新潟県三条市と県警三条署は20日、災害時における施設使用等に関する協定を締結した。警察署庁舎が被災し機能不全となったら市役所庁舎などを代替施設として使用できるようにする協定。災害対応力の強化と相互連携のいっそうの推進を図る。

協定では、洪水などの災害で警察署が使用不能となった場合、市役所三条庁舎など市が指定する施設を警察活動の拠点に提供する。あわせて人命救助や避難、被災情報の共有、防犯活動などで相互に協力する体制を定めた。
代替施設は、基本は三条庁舎を想定しているが、水害など被害状況に応じて近隣庁舎や学校施設なども含め柔軟に対応する。

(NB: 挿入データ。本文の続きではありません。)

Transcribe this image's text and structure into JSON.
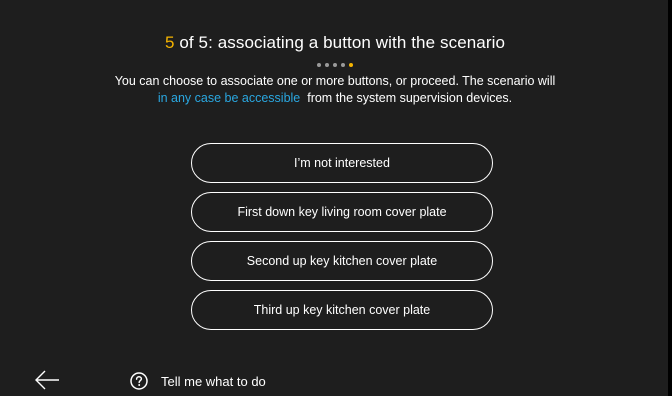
{
  "header": {
    "step_current": "5",
    "step_rest": " of 5: associating a button with the scenario",
    "progress": {
      "current": 5,
      "total": 5
    }
  },
  "description": {
    "line1": "You can choose to associate one or more buttons, or proceed. The scenario will",
    "link_text": "in any case be accessible",
    "line2_rest": "from the system supervision devices."
  },
  "options": [
    {
      "label": "I’m not interested"
    },
    {
      "label": "First down key living room cover plate"
    },
    {
      "label": "Second up key kitchen cover plate"
    },
    {
      "label": "Third up key kitchen cover plate"
    }
  ],
  "footer": {
    "back_icon": "arrow-left-icon",
    "help_icon": "question-circle-icon",
    "help_label": "Tell me what to do"
  },
  "colors": {
    "background": "#1e1e1e",
    "accent": "#f5b400",
    "link": "#2aa7e0",
    "text": "#ffffff"
  }
}
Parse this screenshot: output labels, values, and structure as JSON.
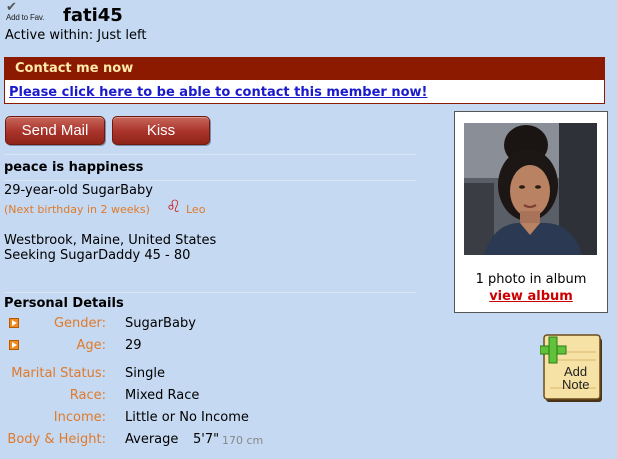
{
  "header": {
    "fav_label": "Add to Fav.",
    "username": "fati45",
    "active_status": "Active within: Just left"
  },
  "contact": {
    "title": "Contact me now",
    "link_text": "Please click here to be able to contact this member now!"
  },
  "buttons": {
    "send_mail": "Send Mail",
    "kiss": "Kiss"
  },
  "profile": {
    "headline": "peace is happiness",
    "age_line": "29-year-old SugarBaby",
    "birthday_note": "(Next birthday in 2 weeks)",
    "zodiac": "Leo",
    "location": "Westbrook, Maine, United States",
    "seeking": "Seeking SugarDaddy 45 - 80"
  },
  "details": {
    "title": "Personal Details",
    "gender_label": "Gender:",
    "gender": "SugarBaby",
    "age_label": "Age:",
    "age": "29",
    "marital_label": "Marital Status:",
    "marital": "Single",
    "race_label": "Race:",
    "race": "Mixed Race",
    "income_label": "Income:",
    "income": "Little or No Income",
    "body_label": "Body & Height:",
    "body": "Average",
    "height": "5'7\"",
    "height_cm": "170 cm"
  },
  "photo": {
    "count_text": "1 photo in album",
    "view_album": "view album"
  },
  "note": {
    "line1": "Add",
    "line2": "Note"
  },
  "colors": {
    "page_bg": "#c5d9f2",
    "accent_dark_red": "#8b1a00",
    "label_orange": "#e07a2a",
    "link_blue": "#1a1acc",
    "album_red": "#cc0000"
  }
}
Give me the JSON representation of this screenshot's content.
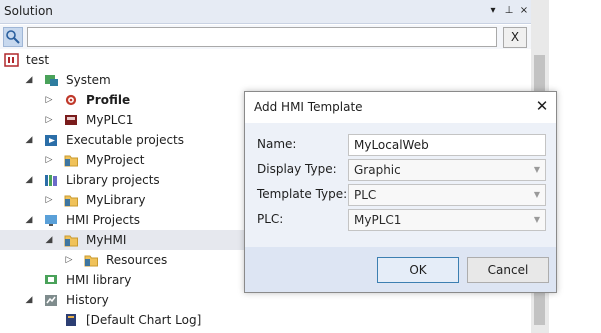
{
  "panel": {
    "title": "Solution",
    "header_buttons": [
      "▾",
      "⊥",
      "×"
    ]
  },
  "search": {
    "value": "",
    "clear_label": "X"
  },
  "tree": [
    {
      "label": "test",
      "expander": "",
      "icon": "solution-icon",
      "bold": false,
      "selected": false
    },
    {
      "label": "System",
      "expander": "◢",
      "icon": "system-icon",
      "bold": false,
      "selected": false
    },
    {
      "label": "Profile",
      "expander": "▷",
      "icon": "gear-icon",
      "bold": true,
      "selected": false
    },
    {
      "label": "MyPLC1",
      "expander": "▷",
      "icon": "plc-icon",
      "bold": false,
      "selected": false
    },
    {
      "label": "Executable projects",
      "expander": "◢",
      "icon": "executable-projects-icon",
      "bold": false,
      "selected": false
    },
    {
      "label": "MyProject",
      "expander": "▷",
      "icon": "folder-icon",
      "bold": false,
      "selected": false
    },
    {
      "label": "Library projects",
      "expander": "◢",
      "icon": "library-icon",
      "bold": false,
      "selected": false
    },
    {
      "label": "MyLibrary",
      "expander": "▷",
      "icon": "folder-icon",
      "bold": false,
      "selected": false
    },
    {
      "label": "HMI Projects",
      "expander": "◢",
      "icon": "hmi-projects-icon",
      "bold": false,
      "selected": false
    },
    {
      "label": "MyHMI",
      "expander": "◢",
      "icon": "folder-icon",
      "bold": false,
      "selected": true
    },
    {
      "label": "Resources",
      "expander": "▷",
      "icon": "folder-icon",
      "bold": false,
      "selected": false
    },
    {
      "label": "HMI library",
      "expander": "",
      "icon": "hmi-library-icon",
      "bold": false,
      "selected": false
    },
    {
      "label": "History",
      "expander": "◢",
      "icon": "history-icon",
      "bold": false,
      "selected": false
    },
    {
      "label": "[Default Chart Log]",
      "expander": "",
      "icon": "chart-log-icon",
      "bold": false,
      "selected": false
    }
  ],
  "dialog": {
    "title": "Add HMI Template",
    "close": "✕",
    "fields": [
      {
        "label": "Name:",
        "value": "MyLocalWeb",
        "type": "text"
      },
      {
        "label": "Display Type:",
        "value": "Graphic",
        "type": "dropdown"
      },
      {
        "label": "Template Type:",
        "value": "PLC",
        "type": "dropdown"
      },
      {
        "label": "PLC:",
        "value": "MyPLC1",
        "type": "dropdown"
      }
    ],
    "ok_label": "OK",
    "cancel_label": "Cancel"
  }
}
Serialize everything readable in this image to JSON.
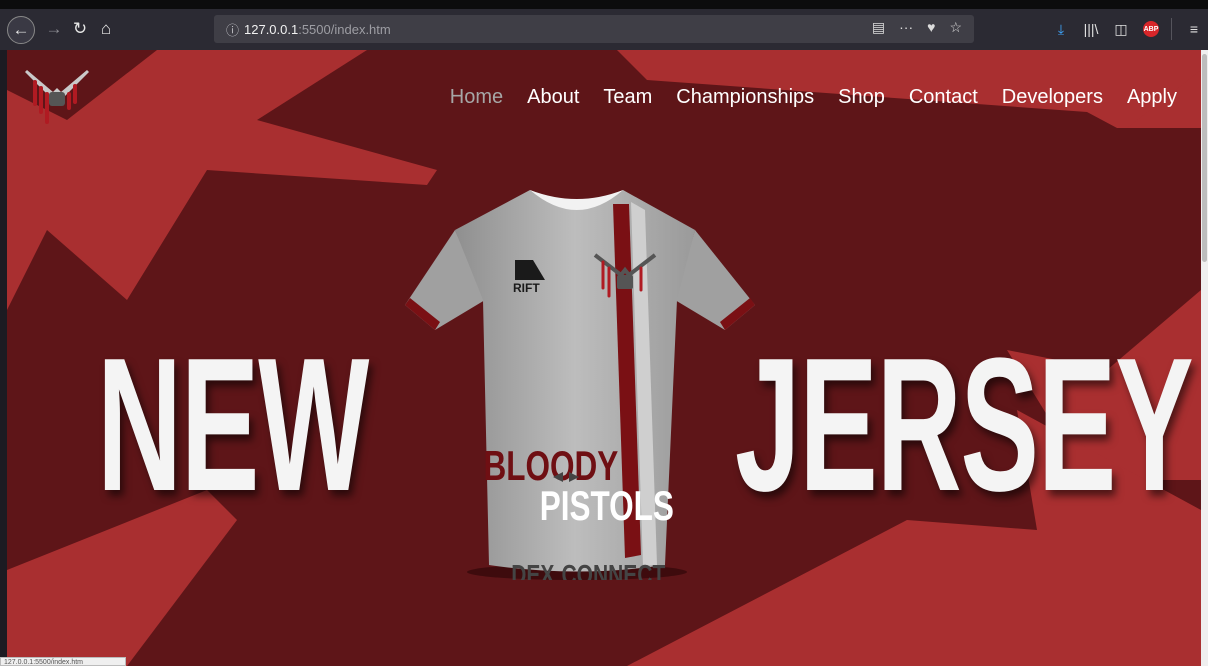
{
  "browser": {
    "url_host": "127.0.0.1",
    "url_path": ":5500/index.htm",
    "status_text": "127.0.0.1:5500/index.htm"
  },
  "nav": {
    "items": [
      "Home",
      "About",
      "Team",
      "Championships",
      "Shop",
      "Contact",
      "Developers",
      "Apply"
    ],
    "active": "Home"
  },
  "hero": {
    "left_word": "NEW",
    "right_word": "JERSEY"
  },
  "jersey": {
    "brand": "RIFT",
    "team_line1": "BLOODY",
    "team_line2": "PISTOLS",
    "sponsor_left": "DEX",
    "sponsor_right": "CONNECT"
  },
  "colors": {
    "background": "#5e1518",
    "accent": "#a92f30",
    "text": "#f4f4f4",
    "nav_active": "#a6a6a6"
  }
}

県内各警察署は同様に自治体と協定締結を進めており、三条市で5例目。三条署庁舎は1973年(昭和48)建設と古く。築50年を越える。耐震補強は実施済みだが、非常用発電設備などは最新施設と違って水害で被害を受ける可能性があり、代替拠点の検討を進めていた。
警察活動に必要な資機材は、基本的に警察側や県警機動隊が持ち込む想定で、保管場所が不足する場合は市と調整して確保する。合同防災訓練は枠組みは大きく変えず、連携を深めていく。

20日は市役所で協定締結式が行われ、滝沢亮市長、中川健一署長が協定書に調印した。
滝沢市長はあいさつで、これまでも警察と防災訓練などで連携してきた経緯にふれ、「あらためて文書という形で、さらに強固な関係を結んでいきたい」。この冬の大雪では、パトロールで情報共有が奏功した事例も紹介し、「災害時は犯罪や治安悪化への懸念も生じる。市民が余計な不安を抱かずにすむ体制を準備したい」と述べた。
中川署長は、近年の激甚災害の増加を踏まえ、「警察庁舎が機能不全に陥った場合の代替施設確保が課題だった」と説明。今回の協定で、平時の合同防災訓練や災害時の人命救助、避難対応、被災情報共有などで緊密な連携が可能になり、「迅速的確な対応が期待される」と意義を強調した。